"Eles, nesse momento, têm jogadores com qualidade para trabalhar mais a bola, atacar, fazer mais gols do que antigamente. Eles jogam dessa forma, o treinador colocou essa situação e dá para jogar assim porque está sendo ótimo para a Itália. Nós, no Brasil, precisamos nos preocupar em trabalhar a equipe taticamente para jogar o futebol com a qualidade que sempre jogamos. Mas temos que ser obedientes à parte tática, o que muitas vezes não somos e não fomos", comentou.
Se a parte ofensiva da Itália preocupa, um nome em especial tira o sono do treinador brasileiro e dos defensores da seleção: Mario Balotelli. O jogador do Milan é a principal peça do ataque italiano e vem embalado pelos gols marcados na vitória sobre o México (2 a 1) e o Japão (4 a 3). Felipão, não escondeu a admiração pelo atacante e revelou o que faria para tentar pará-lo.
"Ia bater nele um pouco", brincou, antes de elogiar Balotelli. "Ele é gente boa demais. Se tivessem a oportunidade de conviver cinco minutos com ele, saberiam. É um cara alegre, expansivo. Queria muito ter aqui comigo. Tem qualidade técnica, força, sai muito pelo lado direito. É irreverente e tem muita qualidade" declarou.
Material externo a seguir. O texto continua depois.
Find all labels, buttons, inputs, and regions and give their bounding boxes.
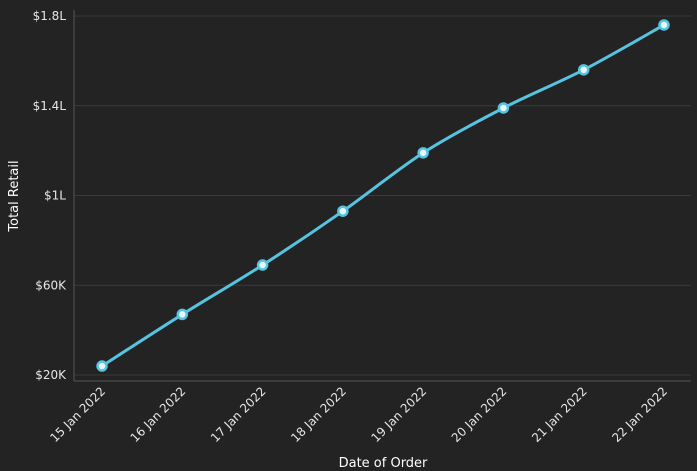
- x-tick-label: 16 Jan 2022: [128, 384, 189, 445]
- x-tick-label: 21 Jan 2022: [529, 384, 590, 445]
- data-points: [96, 19, 670, 372]
- y-tick-label: $20K: [35, 368, 67, 382]
- x-axis-ticks: 15 Jan 2022 16 Jan 2022 17 Jan 2022 18 Jan …: [47, 384, 670, 445]
- data-point: [337, 205, 349, 217]
- y-tick-label: $1.4L: [33, 99, 67, 113]
- x-tick-label: 19 Jan 2022: [368, 384, 429, 445]
- y-tick-label: $1.8L: [33, 9, 67, 23]
- data-point: [417, 147, 429, 159]
- data-point: [176, 308, 189, 321]
- y-tick-label: $60K: [35, 278, 67, 292]
- y-axis-ticks: $20K $60K $1L $1.4L $1.8L: [33, 9, 68, 382]
- data-point: [577, 64, 590, 76]
- series-line: [100, 23, 666, 368]
- y-tick-label: $1L: [44, 189, 66, 203]
- gridlines: [74, 15, 691, 376]
- x-tick-label: 17 Jan 2022: [208, 384, 269, 445]
- data-point: [96, 360, 108, 372]
- x-tick-label: 18 Jan 2022: [288, 384, 349, 445]
- x-tick-label: 22 Jan 2022: [609, 384, 670, 445]
- x-tick-label: 20 Jan 2022: [449, 384, 510, 445]
- y-axis-title: Total Retail: [7, 160, 22, 232]
- x-tick-label: 15 Jan 2022: [47, 384, 108, 445]
- data-point: [256, 259, 269, 271]
- data-point: [658, 19, 670, 31]
- x-axis-title: Date of Order: [339, 456, 428, 471]
- data-point: [497, 102, 510, 114]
Com seis pontos, Brasil e Itália já estão classificados para as semifinais e a partida deste sábado definirá somente quem passará em primeiro e segundo. Com vantagem no saldo de gols, o time brasileiro se classificará na liderança mesmo com um empate, mas Felipão não quer seus jogadores entrando em campo com esse pensamento. "A gente vai jogar para ganhar, podemos usar a segunda hipótese, a do empate, no decorrer do jogo. Mas não podemos iniciar o jogo pensando apenas no empate."